Says America's nuclear missile bases have been alien targets since 1960s

(Web Desk) - Fears of an alien invasion in the US took hold in the 1960s and 70s after reports of UFOs hovering over military bases flooded the nation.

Now, decades later, a UFO expert has claimed that the extraterrestrial spaceships did visit 'every major nuclear missile base' and continue to do so to this day.

Robert Hastings, who has interviewed many Army personnel about the bizarre sightings, said: 'The ones that are currently operational, have been visited repeatedly year after year according to the sources that I have interviewed.'

Hastings recently made waves when he revealed more than 120 former service members had come forward about their encounters with flying objects near nuclear weapon storage and testing grounds.

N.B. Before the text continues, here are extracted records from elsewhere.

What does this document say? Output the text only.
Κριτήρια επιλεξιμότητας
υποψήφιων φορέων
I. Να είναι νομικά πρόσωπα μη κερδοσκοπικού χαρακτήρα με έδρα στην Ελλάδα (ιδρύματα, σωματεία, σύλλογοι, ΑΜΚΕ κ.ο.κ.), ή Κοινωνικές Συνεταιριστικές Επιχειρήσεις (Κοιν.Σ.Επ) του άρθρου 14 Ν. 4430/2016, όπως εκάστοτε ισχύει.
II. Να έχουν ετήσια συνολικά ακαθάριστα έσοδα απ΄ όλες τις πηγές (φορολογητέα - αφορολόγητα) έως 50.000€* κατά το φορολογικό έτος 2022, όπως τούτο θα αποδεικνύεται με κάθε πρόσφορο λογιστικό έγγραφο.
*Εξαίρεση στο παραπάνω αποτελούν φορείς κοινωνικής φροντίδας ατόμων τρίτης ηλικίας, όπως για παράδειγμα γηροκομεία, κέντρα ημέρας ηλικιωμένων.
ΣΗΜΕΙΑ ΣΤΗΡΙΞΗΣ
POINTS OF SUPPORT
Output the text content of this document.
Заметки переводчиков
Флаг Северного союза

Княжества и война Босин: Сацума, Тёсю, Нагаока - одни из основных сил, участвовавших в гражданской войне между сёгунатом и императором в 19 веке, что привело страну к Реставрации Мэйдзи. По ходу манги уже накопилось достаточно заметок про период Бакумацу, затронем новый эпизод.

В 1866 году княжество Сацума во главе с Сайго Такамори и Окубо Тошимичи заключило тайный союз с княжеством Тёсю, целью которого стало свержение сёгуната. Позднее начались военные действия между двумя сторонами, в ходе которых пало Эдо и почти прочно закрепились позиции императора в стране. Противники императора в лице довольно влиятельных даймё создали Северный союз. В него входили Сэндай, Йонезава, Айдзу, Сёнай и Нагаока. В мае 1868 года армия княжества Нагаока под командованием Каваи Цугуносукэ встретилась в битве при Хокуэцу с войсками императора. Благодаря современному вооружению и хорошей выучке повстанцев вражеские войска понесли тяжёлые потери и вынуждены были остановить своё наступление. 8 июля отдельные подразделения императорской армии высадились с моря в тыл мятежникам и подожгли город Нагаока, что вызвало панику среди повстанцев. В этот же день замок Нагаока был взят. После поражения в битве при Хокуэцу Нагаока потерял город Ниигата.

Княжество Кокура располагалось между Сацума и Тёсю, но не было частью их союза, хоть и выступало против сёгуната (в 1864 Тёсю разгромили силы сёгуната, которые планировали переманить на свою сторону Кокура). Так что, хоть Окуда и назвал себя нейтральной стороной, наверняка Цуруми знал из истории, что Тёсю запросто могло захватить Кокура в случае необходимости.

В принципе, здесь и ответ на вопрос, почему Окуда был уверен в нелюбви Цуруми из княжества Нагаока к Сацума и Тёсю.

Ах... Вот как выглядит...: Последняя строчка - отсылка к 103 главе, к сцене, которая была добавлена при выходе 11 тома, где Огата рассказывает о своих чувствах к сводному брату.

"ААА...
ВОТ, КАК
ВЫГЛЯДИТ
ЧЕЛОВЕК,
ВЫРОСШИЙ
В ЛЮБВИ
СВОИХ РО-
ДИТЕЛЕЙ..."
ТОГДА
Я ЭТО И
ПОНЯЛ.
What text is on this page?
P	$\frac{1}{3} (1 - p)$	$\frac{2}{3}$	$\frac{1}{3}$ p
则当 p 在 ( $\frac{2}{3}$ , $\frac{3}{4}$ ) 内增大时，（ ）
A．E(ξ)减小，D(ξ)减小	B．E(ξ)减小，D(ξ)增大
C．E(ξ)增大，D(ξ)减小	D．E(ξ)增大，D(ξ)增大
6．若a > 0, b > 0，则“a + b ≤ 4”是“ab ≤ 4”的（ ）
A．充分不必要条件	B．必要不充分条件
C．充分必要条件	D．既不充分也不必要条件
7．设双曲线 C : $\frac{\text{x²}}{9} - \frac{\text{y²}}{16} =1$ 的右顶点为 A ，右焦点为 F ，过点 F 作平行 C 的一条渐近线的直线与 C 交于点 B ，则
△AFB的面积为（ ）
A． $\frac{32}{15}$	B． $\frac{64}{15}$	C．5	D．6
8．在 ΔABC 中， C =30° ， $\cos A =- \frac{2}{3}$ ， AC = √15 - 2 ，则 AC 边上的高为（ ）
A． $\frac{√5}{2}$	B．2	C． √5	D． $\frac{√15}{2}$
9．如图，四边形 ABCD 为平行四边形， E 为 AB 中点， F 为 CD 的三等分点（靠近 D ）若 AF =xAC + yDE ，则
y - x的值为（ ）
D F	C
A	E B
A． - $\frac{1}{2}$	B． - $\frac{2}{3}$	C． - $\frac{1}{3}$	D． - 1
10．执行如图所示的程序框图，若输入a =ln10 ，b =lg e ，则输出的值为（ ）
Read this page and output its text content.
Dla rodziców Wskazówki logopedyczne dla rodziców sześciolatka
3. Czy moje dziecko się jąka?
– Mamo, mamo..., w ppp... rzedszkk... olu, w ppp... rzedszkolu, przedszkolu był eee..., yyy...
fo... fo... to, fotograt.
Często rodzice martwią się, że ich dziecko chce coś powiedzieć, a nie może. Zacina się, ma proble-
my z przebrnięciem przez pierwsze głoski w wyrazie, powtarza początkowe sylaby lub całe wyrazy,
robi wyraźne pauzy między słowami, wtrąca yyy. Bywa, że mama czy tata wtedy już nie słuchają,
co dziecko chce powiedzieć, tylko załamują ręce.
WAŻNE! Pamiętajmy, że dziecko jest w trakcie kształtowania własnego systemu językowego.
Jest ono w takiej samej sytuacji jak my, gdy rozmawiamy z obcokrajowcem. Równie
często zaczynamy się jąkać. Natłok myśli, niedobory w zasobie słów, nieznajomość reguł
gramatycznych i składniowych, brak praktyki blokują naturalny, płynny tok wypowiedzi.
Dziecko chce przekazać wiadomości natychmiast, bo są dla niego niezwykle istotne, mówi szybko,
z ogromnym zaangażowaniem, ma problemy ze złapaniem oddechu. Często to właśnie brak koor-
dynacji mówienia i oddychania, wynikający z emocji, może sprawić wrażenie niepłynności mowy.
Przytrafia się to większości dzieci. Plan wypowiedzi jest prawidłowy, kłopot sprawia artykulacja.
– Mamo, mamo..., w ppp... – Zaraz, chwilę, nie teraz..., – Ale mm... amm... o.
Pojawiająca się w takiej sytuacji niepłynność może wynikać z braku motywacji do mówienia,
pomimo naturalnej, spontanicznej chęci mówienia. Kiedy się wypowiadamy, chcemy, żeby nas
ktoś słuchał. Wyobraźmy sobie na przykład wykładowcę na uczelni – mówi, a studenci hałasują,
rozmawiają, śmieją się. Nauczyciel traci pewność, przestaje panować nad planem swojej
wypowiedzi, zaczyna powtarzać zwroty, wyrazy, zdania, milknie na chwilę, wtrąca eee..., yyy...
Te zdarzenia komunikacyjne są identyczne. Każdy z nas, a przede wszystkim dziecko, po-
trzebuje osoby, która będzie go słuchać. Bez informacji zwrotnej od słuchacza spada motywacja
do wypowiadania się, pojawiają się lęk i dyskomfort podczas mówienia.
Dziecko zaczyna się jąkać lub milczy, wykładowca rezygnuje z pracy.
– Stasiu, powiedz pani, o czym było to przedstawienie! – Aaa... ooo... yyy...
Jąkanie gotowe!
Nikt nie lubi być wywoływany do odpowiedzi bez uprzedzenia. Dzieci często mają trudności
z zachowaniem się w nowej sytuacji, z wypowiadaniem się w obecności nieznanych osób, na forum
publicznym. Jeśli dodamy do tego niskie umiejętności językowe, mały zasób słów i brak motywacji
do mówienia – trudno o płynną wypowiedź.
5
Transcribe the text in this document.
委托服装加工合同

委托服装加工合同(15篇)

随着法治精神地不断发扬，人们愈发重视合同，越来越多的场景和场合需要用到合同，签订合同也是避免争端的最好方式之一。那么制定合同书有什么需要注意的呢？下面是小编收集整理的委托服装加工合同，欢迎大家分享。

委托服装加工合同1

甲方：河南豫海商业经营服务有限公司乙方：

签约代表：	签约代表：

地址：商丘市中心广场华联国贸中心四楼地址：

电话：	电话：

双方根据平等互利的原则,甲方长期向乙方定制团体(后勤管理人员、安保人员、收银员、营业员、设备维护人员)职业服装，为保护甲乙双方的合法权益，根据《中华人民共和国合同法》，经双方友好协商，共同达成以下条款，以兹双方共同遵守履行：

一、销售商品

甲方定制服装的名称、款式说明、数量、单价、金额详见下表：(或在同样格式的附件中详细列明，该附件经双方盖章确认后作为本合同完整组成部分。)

'A public, grassroots effort must be made in the interim to understand – as best as possible, using the data gathered thus far – the nature and intentions of those who pilot the UFOs,' Hastings penned in his recent book recounting the interviews.

'Or perhaps they have a use for our planet, let's say for scientific purposes, and know that global nuclear warfare will disrupt their data-gathering and/or experiments.'

In his book, UFOs and Nukes, he revealed that investigators are prevented from properly probing the cases because of dubious layers of classification.

One thing is for sure, however, it is 'obvious' that if there are extraterrestrial visitors, they are 'greatly interested in our nuclear weapons.'

Hastings' comments echo a study released in June that analyzed over 500 of the best-supported UFO cases from the heights of the Cold War, which concluded that 'this intelligence understands atomics, and they understand atomic weaponry.'

UFO reports over America's nuclear arsenal appeared to shift from sites where the bombs were made to missile silos and US air bases as the Cold War arms race grew.

The study was conducted by a retired US Air Force staff sergeant, data analyst affiliated with Harvard's UFO-hunting Galileo Project Ian Porrit and a research team.

The group focused on official military and police reports of UFOs from 1945 to 1975, avoiding poorly supported accounts and ambiguous newspaper stories, to focus on cases with multiple witnesses and signal evidence, like radar.